Sunday 4 November 2012

Saturday again.


The plan was to make the Garlic Pickle, some Irish cream and some banana ice cream with choc chips. The last is only to use up the cream that will be left over. (Honest)


The first job was to steam the garlic, I’ve got the remains of my home grown that has been soaking in oil for a while and has a lovely golden colour, and the bulk is from a jar (99p shop) I thought steaming would keep the shape of the bulbs, even though I planned to chop them, I wanted lumps.
I steamed it for about ten minutes and left it to cool.
Meanwhile, I mixed up the spices and sugar, a couple of chili’s and some malt extract. I just used the list of ingredients from the label I posted, adding the malt extract to bulk it out. I had to thicken it with some Agar, but the taste is pretty good.
We had the flu jab on Tuesday, ever since we have both felt rough, with sore arms, headaches and generally a feeling of being a bit below normal. I have been out of breath walking the dogs, and tired.
This morning, I used my new Kenwood blender to chop bananas for the ice cream, then to blend condensed milk and cream for the imitation Baileys. It suddenly stopped working, and I thought that the fuse had gone, but the light was still on. So I called a well-known internet shopping company as it had been brought from them, and they agreed a replacement. Came downstairs and turned it on again, it only worked!
It turns out that if you run the blender for more than 60 secs it cuts out. So back on phone to ***** and cancel the complaint. Trouble is, by the time I got through, it was too late to stop the new one being sent and it’s on the way, so now I have to stay in on Sat to refuse delivery, and sign as “Not Wanted”. Wish I hadn’t been so keen.
We are having our Sunday roast on Saturday this week, as we are off to the Rattery Craft Fair on Sunday.

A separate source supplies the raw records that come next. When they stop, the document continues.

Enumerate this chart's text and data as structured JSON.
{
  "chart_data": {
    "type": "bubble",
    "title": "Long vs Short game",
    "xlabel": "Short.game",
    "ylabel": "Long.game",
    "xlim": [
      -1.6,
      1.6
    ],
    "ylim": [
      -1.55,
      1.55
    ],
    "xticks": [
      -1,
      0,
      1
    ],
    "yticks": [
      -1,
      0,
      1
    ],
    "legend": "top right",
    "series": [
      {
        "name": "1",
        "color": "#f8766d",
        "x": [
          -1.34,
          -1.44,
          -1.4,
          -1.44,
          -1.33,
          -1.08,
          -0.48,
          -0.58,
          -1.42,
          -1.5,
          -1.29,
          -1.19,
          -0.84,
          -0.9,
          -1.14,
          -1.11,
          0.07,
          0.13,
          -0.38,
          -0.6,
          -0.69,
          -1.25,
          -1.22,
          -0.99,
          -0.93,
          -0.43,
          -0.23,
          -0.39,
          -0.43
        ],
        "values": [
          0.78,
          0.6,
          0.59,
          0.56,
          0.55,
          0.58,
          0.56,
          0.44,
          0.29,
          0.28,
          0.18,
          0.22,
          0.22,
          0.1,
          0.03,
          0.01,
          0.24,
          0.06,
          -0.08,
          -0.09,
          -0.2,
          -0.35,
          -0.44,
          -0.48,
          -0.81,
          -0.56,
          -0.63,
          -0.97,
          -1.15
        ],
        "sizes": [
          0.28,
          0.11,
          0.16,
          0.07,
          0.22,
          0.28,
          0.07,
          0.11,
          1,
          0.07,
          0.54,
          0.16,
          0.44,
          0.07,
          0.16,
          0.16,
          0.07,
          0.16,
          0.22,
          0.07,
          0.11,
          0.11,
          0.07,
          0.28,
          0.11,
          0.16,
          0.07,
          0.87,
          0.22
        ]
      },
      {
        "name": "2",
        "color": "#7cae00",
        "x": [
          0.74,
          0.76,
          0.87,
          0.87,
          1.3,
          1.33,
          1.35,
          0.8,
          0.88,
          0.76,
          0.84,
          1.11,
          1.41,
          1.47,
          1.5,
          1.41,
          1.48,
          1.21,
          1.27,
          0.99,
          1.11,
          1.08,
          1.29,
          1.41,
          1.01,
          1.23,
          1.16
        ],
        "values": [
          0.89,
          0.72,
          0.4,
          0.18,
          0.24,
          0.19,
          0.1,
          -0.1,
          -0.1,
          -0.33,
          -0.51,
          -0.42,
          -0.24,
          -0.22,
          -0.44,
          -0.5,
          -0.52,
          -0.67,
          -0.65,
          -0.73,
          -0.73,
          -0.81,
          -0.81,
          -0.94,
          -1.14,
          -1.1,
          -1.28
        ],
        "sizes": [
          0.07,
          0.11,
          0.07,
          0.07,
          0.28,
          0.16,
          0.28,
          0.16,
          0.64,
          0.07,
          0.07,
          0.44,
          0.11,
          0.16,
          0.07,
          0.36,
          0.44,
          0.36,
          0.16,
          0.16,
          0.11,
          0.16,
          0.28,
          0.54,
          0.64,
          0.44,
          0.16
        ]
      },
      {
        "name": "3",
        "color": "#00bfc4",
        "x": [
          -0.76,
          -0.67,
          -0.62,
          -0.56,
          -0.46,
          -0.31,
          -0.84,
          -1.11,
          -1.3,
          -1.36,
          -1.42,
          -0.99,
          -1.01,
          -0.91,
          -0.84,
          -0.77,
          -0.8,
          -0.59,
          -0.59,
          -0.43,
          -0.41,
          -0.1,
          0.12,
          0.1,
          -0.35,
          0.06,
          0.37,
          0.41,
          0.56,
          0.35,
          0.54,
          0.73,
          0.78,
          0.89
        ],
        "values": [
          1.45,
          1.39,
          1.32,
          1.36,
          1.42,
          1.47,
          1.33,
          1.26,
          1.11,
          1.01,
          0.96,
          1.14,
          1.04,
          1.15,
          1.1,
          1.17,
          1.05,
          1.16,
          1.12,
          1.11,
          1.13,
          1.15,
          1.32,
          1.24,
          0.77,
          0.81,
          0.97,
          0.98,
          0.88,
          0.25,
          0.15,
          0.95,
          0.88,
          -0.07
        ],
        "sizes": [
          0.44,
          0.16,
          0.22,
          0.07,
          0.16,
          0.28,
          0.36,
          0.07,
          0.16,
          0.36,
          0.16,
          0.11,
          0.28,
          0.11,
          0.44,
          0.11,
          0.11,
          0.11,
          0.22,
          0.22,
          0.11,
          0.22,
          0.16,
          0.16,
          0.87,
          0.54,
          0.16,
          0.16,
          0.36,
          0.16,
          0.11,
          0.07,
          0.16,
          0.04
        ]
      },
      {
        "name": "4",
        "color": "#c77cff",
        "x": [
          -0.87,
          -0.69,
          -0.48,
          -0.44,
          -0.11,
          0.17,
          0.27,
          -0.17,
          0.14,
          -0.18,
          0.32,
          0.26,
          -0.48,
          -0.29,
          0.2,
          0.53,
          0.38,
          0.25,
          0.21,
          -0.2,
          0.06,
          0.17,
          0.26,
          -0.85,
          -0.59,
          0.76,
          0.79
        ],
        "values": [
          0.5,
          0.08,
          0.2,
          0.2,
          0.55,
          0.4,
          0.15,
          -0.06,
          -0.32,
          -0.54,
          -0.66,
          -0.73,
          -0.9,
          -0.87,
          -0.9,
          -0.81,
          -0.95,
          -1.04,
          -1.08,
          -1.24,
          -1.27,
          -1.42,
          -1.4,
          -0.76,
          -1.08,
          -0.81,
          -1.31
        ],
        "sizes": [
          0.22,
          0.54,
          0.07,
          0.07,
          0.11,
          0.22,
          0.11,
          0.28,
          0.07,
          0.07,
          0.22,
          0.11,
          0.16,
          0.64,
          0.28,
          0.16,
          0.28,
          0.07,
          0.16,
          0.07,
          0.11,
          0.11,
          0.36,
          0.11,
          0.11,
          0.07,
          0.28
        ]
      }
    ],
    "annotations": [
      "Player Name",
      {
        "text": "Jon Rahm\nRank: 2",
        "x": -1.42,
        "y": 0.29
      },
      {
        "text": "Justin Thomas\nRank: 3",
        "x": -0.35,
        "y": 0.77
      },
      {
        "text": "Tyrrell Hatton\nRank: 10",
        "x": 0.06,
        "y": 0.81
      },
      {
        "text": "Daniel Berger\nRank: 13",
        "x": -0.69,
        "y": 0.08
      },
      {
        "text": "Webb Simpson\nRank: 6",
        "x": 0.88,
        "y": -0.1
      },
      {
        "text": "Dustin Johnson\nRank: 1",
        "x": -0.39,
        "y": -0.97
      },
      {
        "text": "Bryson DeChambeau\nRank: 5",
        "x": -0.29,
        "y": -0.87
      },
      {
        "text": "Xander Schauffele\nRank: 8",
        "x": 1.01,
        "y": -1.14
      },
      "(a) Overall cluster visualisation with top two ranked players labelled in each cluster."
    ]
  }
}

Check out www.theratterycraftfair.co.uk/ for details, Looks good.
So we are having a Nigel Slater idea, with a twist. He did Pork with Blackberries; well I am adding Elderberry Wine and some Raspberries to his idea.
I prepared it on Friday night, I soaked the scored meat in the berries and wine and left it overnight.

I intend to slow cook and pull it apart, making gravy from the juices, wine and onions. We will have that with Roast Potato, Parsnip and Swede, and some veg.
Well it tasted nice, but the sauce was a bit over fruity for our taste. The meat was soft and full of flavour, having been cooked at 140 degrees for 4 hours!